Freshmen Prince Ali, Aaron Holiday bring needed jolt to UCLA backcourt
Last season, after a middling Pac-12 Conference performance, the UCLA basketball team sneaked into the NCAA tournament and made a run to a regional semifinal for a second consecutive season.
The Bruins did it with a critically thin roster, especially in the backcourt, that left little room for injuries or growing pains.
Now, they hope they’ve solved their depth problems with a Prince and a legacy — incoming guards Prince Ali and Aaron Holiday, the brother of former Bruin Jrue Holiday.
Full practices won’t start for another month, but the backcourt pair has impressed Coach Steve Alford during preseason workouts.
“Prince and Aaron are, I think, way ahead of it physically, more physically ready to play college basketball than most guards are,” Alford said. “Those are two physical guards.”
UCLA’s basketball newcomers spoke with the media for the first time on Monday. In addition to the guards, the Bruins added forwards Alex Olesinksi, a freshman, and Ikenna Okwarabizie, a sophomore junior college transfer.

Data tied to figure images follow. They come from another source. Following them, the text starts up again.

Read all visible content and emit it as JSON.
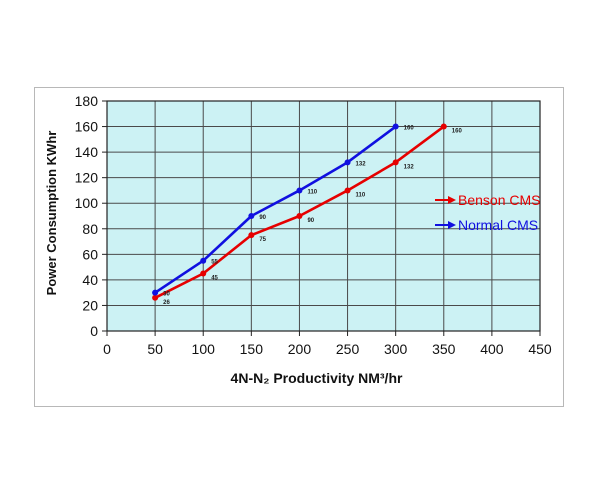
{
  "chart_data": {
    "type": "line",
    "xlabel": "4N-N₂ Productivity NM³/hr",
    "ylabel": "Power Consumption KWhr",
    "xlim": [
      0,
      450
    ],
    "ylim": [
      0,
      180
    ],
    "xticks": [
      "0",
      "50",
      "100",
      "150",
      "200",
      "250",
      "300",
      "350",
      "400",
      "450"
    ],
    "yticks": [
      "0",
      "20",
      "40",
      "60",
      "80",
      "100",
      "120",
      "140",
      "160",
      "180"
    ],
    "grid": true,
    "plot_background": "#ccf2f4",
    "legend_position": "right",
    "series": [
      {
        "name": "Benson CMS",
        "color": "#e60000",
        "x": [
          50,
          100,
          150,
          200,
          250,
          300,
          350
        ],
        "y": [
          26,
          45,
          75,
          90,
          110,
          132,
          160
        ],
        "labels": [
          "26",
          "45",
          "75",
          "90",
          "110",
          "132",
          "160"
        ]
      },
      {
        "name": "Normal CMS",
        "color": "#1010e0",
        "x": [
          50,
          100,
          150,
          200,
          250,
          300
        ],
        "y": [
          30,
          55,
          90,
          110,
          132,
          160
        ],
        "labels": [
          "30",
          "55",
          "90",
          "110",
          "132",
          "160"
        ]
      }
    ]
  }
}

But it is the new backcourt members who will be most crucial.
Ali, who attended the same high school in Florida as UCLA sophomore forward Gyorgy Goloman, is a 6-foot-3 scorer who was ranked No. 30 overall in his class by Rivals.com. Holiday, No. 60 overall, attended North Hollywood Campbell Hall High. At 6-1, Holiday offers Alford the most natural point guard he has had at UCLA as he heads into his third season.
Bryce Alford, the coach’s son, is expected to be the starter at point guard, Steve Alford said, but Isaac Hamilton and Holiday should also see time at the position.

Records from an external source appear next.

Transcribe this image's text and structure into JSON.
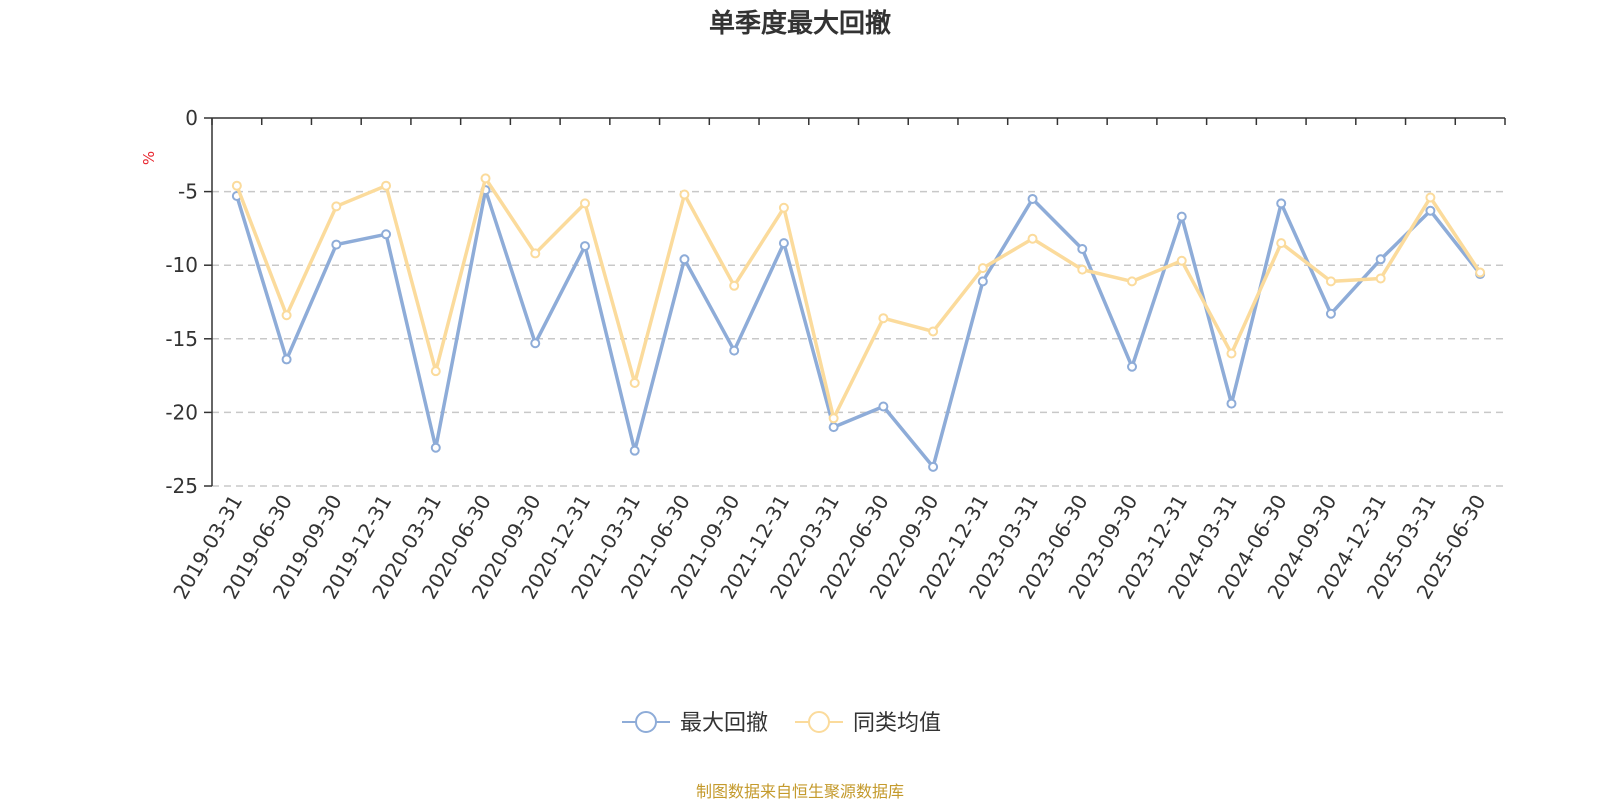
{
  "chart_data": {
    "type": "line",
    "title": "单季度最大回撤",
    "ylabel": "%",
    "xlabel": "",
    "ylim": [
      -25,
      0
    ],
    "yticks": [
      "0",
      "-5",
      "-10",
      "-15",
      "-20",
      "-25"
    ],
    "ytick_values": [
      0,
      -5,
      -10,
      -15,
      -20,
      -25
    ],
    "grid": true,
    "legend_position": "bottom-center",
    "categories": [
      "2019-03-31",
      "2019-06-30",
      "2019-09-30",
      "2019-12-31",
      "2020-03-31",
      "2020-06-30",
      "2020-09-30",
      "2020-12-31",
      "2021-03-31",
      "2021-06-30",
      "2021-09-30",
      "2021-12-31",
      "2022-03-31",
      "2022-06-30",
      "2022-09-30",
      "2022-12-31",
      "2023-03-31",
      "2023-06-30",
      "2023-09-30",
      "2023-12-31",
      "2024-03-31",
      "2024-06-30",
      "2024-09-30",
      "2024-12-31",
      "2025-03-31",
      "2025-06-30"
    ],
    "series": [
      {
        "name": "最大回撤",
        "color": "#8eacd8",
        "values": [
          -5.3,
          -16.4,
          -8.6,
          -7.9,
          -22.4,
          -4.9,
          -15.3,
          -8.7,
          -22.6,
          -9.6,
          -15.8,
          -8.5,
          -21.0,
          -19.6,
          -23.7,
          -11.1,
          -5.5,
          -8.9,
          -16.9,
          -6.7,
          -19.4,
          -5.8,
          -13.3,
          -9.6,
          -6.3,
          -10.6
        ]
      },
      {
        "name": "同类均值",
        "color": "#fbdb9c",
        "values": [
          -4.6,
          -13.4,
          -6.0,
          -4.6,
          -17.2,
          -4.1,
          -9.2,
          -5.8,
          -18.0,
          -5.2,
          -11.4,
          -6.1,
          -20.4,
          -13.6,
          -14.5,
          -10.2,
          -8.2,
          -10.3,
          -11.1,
          -9.7,
          -16.0,
          -8.5,
          -11.1,
          -10.9,
          -5.4,
          -10.5
        ]
      }
    ],
    "axis_color": "#333333",
    "grid_color": "#c8c8c8",
    "label_color": "#333333",
    "ylabel_color": "#e8262f"
  },
  "source_note": "制图数据来自恒生聚源数据库"
}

“My role is to be a facilitator and score when I need to,” Holiday said.
Bryce Alford is most productive in catch-and-shoot opportunities, but he rarely operated without the ball last season. With Holiday as an additional point-guard option, Alford should be free to try to score more.
“That’s what we’re hoping,” Steve Alford said. “I think what we’ve seen in the summer has given us an awful lot of confidence that that can happen.”
Last season, UCLA was hindered by a lack of guard depth. UCLA had one reserve in the backcourt, Noah Allen, who contributed only marginally on offense. The three starting guards averaged 33.9 minutes per game.
Alford and Hamilton endured long uneven stretches around the start of conference play, but Steve Alford had no choice but to keep them on the floor.
This season, the Bruins will be five deep at guard — and that’s not counting Jonah Bolden, who can play guard or forward.
UCLA’s roster is the deepest it has been during his tenure, Alford said.
Ali impressed evaluators with his athleticism in high school. He has played mostly point guard, but he said he could play any of the three guard positions. “I’ll be very versatile,” he said.
In the frontcourt, where UCLA already had forwards Goloman, Tony Parker and Bolden, along with center Thomas Welsh, newcomers will have more time to develop.
Okwarabizie has been hampered by shoulder tendinitis in preseason workouts. Olesinksi said adapting to the next level was “actually a big adjustment for me.”